The cost-effectiveness of multi-component interventions to prevent delirium in older people undergoing surgical repair of hip fracture
This article summarizes the detailed cost-effectiveness analysis of delirium prevention interventions in people undergoing surgical repair of hip fracture. We compared a multi-component delirium prevention intervention with usual care using a model based on a decision tree analysis. The model was used to estimate the incremental net monetary benefit (INMB). The robustness of the cost-effectiveness result was explored using deterministic and probabilistic sensitivity analyses. The multi-component prevention intervention was cost-effective when compared to usual care. It was associated with an INMB of £8,180 using a cost-effectiveness threshold of £20,000 per QALY. It remained cost-effective in the majority of the deterministic sensitivity analyses and was cost-effective in 96.4 % of the simulations carried out in the probabilistic sensitivity analysis. We have demonstrated the cost-effectiveness of a multi-component delirium prevention intervention that targets modifiable risk factors for delirium in older people undergoing surgical repair of hip fracture. It is an attractive intervention for practitioners and health care policy makers as they address the double burden of hip fracture and delirium.

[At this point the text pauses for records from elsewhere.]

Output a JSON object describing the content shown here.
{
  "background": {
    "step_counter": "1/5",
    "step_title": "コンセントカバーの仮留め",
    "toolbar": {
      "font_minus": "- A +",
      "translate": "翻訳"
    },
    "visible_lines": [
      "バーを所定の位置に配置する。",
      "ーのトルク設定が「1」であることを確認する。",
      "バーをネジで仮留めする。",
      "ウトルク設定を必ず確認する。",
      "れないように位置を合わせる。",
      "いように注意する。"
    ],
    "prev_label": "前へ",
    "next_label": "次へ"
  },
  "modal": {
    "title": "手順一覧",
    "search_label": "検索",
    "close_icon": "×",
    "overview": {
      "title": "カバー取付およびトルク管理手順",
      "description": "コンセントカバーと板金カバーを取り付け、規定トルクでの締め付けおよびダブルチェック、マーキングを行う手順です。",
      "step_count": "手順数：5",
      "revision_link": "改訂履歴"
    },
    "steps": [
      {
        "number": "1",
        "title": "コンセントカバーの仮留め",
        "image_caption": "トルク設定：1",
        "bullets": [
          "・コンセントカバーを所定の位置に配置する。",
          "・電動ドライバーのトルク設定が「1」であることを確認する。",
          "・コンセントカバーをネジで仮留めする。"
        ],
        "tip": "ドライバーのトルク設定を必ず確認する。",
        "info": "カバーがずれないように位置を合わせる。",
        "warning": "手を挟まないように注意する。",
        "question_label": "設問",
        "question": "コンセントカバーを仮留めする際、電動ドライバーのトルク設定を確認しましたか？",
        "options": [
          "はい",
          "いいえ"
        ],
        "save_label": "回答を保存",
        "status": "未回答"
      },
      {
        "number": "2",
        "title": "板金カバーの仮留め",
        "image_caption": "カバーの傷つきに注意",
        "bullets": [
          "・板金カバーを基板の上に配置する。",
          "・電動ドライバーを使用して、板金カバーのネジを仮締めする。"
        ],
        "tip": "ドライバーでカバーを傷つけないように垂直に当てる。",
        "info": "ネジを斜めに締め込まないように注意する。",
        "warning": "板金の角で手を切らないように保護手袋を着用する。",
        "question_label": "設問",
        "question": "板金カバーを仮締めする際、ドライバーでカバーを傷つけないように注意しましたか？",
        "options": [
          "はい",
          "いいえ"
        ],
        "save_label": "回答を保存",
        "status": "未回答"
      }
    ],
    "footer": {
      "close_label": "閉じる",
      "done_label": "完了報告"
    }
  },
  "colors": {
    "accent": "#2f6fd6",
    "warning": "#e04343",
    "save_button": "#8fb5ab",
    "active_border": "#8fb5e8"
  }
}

KeywordsDelirium Prevention Cost-effectiveness Multi-component intervention
The method and results presented here draw completely from the full version of the NICE clinical guideline 103: the diagnosis, prevention and management of delirium (see reference 1). The guideline was developed by the National Clinical Guideline Centre which is funded by NICE. The important input of the Guideline Development Group is gratefully acknowledged. In the guideline, NICE recommends that a tailored multi-component delirium prevention intervention, delivered by a multidisciplinary team, should be provided in hospitals and in long-term care for people at risk of delirium. The economic evidence presented here was used to support this recommendation. The authors of this article are employed by the organizations for which they have provided contact details. They did not receive additional funding for writing this article. The views expressed in this article are those of the authors and not necessarily those of NICE or the organizations they work for. Anayo Akunne and Sarah Davis were working at the National Clinical Guideline Centre at the time the guideline was developed. We are particularly grateful to Lakshmi Murthy, whose work on the review that underpins the model was important. At the time the guideline was developed, Lakshmi Murthy was a Research Fellow at the National Clinical Guideline Centre.
Conflict of interest
Dr A Akunne, Ms S Davis and Dr M Westby were employed at the National Clinical Guideline Centre when the economic model that underpins this manuscript was developed. The Guideline Centre was funded by the UK National Institute for Health and Clinical Excellence to develop the guideline from which this manuscript was drawn. Prof J Young was involved in a Programme Grant for Delirium Prevention. The awarding institution was the National Institute for Health Research, UK.